Jendela toko dengan rangkaian bunga adalah saksinya. Saat Barli menyembunyikan sebelah tangan di belakang punggung untuk digenggam dengan sangat erat. Dia sebenarnya tahu jika yang tadi itu telah menghancurkan Flower. Dan, kali ini, tampaknya dia ingin merasakan sakit yang sama.

Genggaman itu semakin erat dan kuat. Sama halnya dengan semua luka Flower, Barli pun membiarkan kuku-kukunya menancap penuh pada telapak tangan. Mengeluarkan darah, membuatnya meringis tanpa suara.

* * *

"Kalau yang kuning ini, namanya kaktus apa, Nak?"

"Yang kuning ini namanya kaktus gymno, Bu. Harganya murah, kok. Satu pot cuma 50 ribu. Kaktus ini akan dapat berbunga apabila dirawat dengan baik. Warnanya bervariasi. Ada yang kuning, jingga, ungu, dan pink. Tapi, yang tinggal cuma yang kuning doang. Yang lain udah diborong kemarin."

Seorang wanita tua dengan umur hampir mendekati angka enam puluh terlihat mengangguk-anggukan kepala. Ia kembali melangkah, menatap jenis-jenis kaktus lainnya yang masih tersisa.

"Besok anak bungsu saya yang kerjanya di Amerika akan pulang. Dia itu penyuka kaktus semua jenis. Jarang-jarang dia pulang ke sini. Sekalinya dia pulang, saya mau menyambutnya dengan bunga kesukaannya. Saya mau buat dia bahagia, Nak."

Karena ucapan itu, Flower menciptakan senyum di bibirnya. Ia selangkah mendekati wanita tersebut, sejenak membantunya saat tongkat yang ia gunakan sedikit susah digerakkan.

"Ibu pasti senang banget."

"Tentu, Nak. Ini adalah penantian terlama saya. Saya udah ditinggal lama banget sama dia." Wanita itu menatap Flower yang enggan memindahkan mata ke lain arah. Selanjutnya, bibir keriputnya kembali mengeluarkan suara, "Saya mau semua jenis kaktus yang ada di sini. Antarkan secepatnya ke mobil saya."

"Baik, Bu. Akan segera saya persiapkan." Flower tersenyum dan sedikit membungkukkan badan saat wanita itu pergi.

Hingga ketika bayangannya sempurna hilang dari pandangan, barulah Flower membuang napas yang tertahan.

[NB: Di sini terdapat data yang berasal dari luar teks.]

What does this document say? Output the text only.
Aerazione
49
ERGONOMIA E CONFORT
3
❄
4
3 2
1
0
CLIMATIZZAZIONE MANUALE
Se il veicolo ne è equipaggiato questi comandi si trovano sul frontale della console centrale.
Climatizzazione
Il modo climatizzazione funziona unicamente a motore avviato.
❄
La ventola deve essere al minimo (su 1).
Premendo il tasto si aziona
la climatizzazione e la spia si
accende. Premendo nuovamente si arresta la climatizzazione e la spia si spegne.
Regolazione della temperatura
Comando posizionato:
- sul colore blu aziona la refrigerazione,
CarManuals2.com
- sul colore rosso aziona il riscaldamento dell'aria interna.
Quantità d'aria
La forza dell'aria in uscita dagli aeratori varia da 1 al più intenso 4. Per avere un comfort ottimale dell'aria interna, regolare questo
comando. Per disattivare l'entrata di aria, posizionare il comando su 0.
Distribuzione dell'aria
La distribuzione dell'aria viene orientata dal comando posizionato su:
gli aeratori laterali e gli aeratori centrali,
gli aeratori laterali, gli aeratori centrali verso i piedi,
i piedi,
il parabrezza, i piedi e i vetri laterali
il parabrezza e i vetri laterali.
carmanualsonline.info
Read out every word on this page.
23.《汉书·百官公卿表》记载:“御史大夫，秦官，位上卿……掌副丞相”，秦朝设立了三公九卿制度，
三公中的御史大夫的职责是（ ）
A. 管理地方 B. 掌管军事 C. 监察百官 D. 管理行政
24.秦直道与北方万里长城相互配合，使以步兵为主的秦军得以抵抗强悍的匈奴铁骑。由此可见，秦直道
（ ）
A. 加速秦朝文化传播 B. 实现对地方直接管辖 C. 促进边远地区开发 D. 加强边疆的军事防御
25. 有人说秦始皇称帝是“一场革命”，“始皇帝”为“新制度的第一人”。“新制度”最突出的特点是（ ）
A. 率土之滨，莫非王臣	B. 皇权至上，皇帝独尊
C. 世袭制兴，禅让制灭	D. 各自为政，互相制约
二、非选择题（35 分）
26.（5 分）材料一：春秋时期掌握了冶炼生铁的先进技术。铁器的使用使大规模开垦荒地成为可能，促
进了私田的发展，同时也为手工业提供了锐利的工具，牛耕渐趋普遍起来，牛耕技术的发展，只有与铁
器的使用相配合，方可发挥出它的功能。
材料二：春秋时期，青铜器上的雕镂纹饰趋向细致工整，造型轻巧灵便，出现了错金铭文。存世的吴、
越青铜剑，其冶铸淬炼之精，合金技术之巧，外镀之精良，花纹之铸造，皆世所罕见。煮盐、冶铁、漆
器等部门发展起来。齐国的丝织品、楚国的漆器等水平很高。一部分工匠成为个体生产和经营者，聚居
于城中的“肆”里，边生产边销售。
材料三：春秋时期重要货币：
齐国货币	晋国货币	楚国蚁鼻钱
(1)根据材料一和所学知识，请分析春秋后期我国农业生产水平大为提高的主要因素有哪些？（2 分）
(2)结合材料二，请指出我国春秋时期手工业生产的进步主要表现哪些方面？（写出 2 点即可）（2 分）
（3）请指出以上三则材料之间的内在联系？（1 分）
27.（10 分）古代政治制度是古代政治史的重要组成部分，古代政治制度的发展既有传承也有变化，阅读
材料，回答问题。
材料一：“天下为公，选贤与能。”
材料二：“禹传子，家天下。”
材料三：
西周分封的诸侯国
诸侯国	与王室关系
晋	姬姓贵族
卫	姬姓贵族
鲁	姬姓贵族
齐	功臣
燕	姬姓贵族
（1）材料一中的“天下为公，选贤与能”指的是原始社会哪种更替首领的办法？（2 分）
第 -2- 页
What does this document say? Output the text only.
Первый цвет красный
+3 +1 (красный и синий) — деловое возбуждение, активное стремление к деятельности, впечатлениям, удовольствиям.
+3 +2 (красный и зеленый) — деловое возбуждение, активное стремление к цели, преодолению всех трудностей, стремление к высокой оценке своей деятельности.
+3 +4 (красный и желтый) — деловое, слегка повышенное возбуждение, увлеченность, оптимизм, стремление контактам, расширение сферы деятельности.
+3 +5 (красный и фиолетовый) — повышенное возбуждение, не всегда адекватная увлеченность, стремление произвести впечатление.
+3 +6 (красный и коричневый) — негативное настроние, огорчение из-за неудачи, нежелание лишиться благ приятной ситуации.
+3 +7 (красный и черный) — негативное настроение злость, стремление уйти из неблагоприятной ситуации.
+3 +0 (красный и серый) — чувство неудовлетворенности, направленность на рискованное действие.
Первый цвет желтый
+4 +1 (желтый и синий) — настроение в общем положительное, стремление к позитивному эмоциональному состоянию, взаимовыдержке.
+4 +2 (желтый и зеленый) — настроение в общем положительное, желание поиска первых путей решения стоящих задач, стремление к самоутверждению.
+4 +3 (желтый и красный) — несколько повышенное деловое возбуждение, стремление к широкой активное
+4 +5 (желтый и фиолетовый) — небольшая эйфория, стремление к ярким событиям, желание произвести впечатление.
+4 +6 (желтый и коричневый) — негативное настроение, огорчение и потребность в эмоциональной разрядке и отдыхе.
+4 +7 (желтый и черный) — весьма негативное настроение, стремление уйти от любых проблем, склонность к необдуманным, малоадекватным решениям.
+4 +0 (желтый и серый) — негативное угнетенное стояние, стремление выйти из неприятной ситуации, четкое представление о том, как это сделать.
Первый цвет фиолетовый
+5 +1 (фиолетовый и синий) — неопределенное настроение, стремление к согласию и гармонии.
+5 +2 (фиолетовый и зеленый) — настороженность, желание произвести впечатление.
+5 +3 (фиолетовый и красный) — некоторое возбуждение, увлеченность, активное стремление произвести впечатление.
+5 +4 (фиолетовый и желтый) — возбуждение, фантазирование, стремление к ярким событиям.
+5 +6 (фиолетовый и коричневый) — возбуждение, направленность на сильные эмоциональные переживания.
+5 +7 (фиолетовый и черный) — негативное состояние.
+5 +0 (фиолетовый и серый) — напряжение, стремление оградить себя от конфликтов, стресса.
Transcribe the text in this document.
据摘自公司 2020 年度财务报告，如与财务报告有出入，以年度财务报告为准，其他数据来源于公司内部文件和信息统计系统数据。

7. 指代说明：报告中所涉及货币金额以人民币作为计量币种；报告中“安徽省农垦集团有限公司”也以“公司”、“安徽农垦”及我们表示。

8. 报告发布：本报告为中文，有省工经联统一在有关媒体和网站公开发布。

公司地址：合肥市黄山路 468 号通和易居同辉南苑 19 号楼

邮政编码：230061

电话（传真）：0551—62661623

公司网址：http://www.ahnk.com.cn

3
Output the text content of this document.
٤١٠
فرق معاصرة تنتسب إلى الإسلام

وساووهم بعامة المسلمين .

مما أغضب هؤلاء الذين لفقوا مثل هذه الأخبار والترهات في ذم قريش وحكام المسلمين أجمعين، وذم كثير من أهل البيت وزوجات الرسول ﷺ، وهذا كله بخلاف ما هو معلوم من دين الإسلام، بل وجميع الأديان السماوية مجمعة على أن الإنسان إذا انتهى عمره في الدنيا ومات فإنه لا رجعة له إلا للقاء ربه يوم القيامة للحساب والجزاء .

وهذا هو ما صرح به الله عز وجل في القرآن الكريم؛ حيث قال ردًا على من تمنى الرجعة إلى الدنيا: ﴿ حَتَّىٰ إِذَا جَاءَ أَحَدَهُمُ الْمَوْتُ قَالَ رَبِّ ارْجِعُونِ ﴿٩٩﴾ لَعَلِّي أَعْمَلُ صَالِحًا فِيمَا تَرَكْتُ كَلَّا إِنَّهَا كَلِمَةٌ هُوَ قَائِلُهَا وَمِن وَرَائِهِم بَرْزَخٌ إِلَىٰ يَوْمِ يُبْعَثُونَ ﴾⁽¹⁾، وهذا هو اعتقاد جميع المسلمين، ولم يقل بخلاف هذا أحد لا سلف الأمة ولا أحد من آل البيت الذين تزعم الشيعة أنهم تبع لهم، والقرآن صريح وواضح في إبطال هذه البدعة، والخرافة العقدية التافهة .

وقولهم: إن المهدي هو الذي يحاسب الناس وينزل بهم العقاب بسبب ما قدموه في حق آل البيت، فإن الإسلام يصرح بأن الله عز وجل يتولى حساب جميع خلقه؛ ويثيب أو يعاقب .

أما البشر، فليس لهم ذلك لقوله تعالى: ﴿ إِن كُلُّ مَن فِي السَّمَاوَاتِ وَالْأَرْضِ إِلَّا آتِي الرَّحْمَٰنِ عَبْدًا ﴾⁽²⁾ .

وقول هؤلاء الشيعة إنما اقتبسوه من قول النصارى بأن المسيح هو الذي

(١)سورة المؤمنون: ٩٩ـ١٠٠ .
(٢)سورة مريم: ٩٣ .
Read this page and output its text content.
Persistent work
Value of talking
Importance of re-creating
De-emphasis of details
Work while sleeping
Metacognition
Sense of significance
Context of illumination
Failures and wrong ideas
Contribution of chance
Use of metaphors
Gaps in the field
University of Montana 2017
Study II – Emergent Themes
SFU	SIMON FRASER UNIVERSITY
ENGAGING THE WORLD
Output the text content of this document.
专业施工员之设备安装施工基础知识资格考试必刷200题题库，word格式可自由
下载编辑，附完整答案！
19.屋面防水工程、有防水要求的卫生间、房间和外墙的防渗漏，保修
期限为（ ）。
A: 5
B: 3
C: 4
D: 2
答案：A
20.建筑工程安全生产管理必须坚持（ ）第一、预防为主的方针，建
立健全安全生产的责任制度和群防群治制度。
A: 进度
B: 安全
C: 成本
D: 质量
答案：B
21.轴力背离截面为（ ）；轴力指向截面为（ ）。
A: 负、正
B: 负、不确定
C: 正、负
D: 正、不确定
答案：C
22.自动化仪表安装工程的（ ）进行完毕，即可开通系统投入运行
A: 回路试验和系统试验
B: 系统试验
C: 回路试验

Rasa sesak menyiksa dirinya saat berbicara tentang penantian dan kepulangan. Jika wanita itu merasa begitu bahagia, apa kabar dengannya? Dia sudah menanti terlalu lama, tetapi mengapa kepulangan itu belum juga tiba?

* * *

"Kamu tak perlu menjadi sempurna untuk bisa kucintai sepenuh hati. Cukup jadi dirimu sendiri. Yang suka berbicara tanpa henti. Yang suka meneguk teh setiap pagi. Yang selalu bersamaku melewati banyak hari. Karena jika itu bukan kamu, aku tak tau harus menjatuhkan hatiku kepada siapa lagi."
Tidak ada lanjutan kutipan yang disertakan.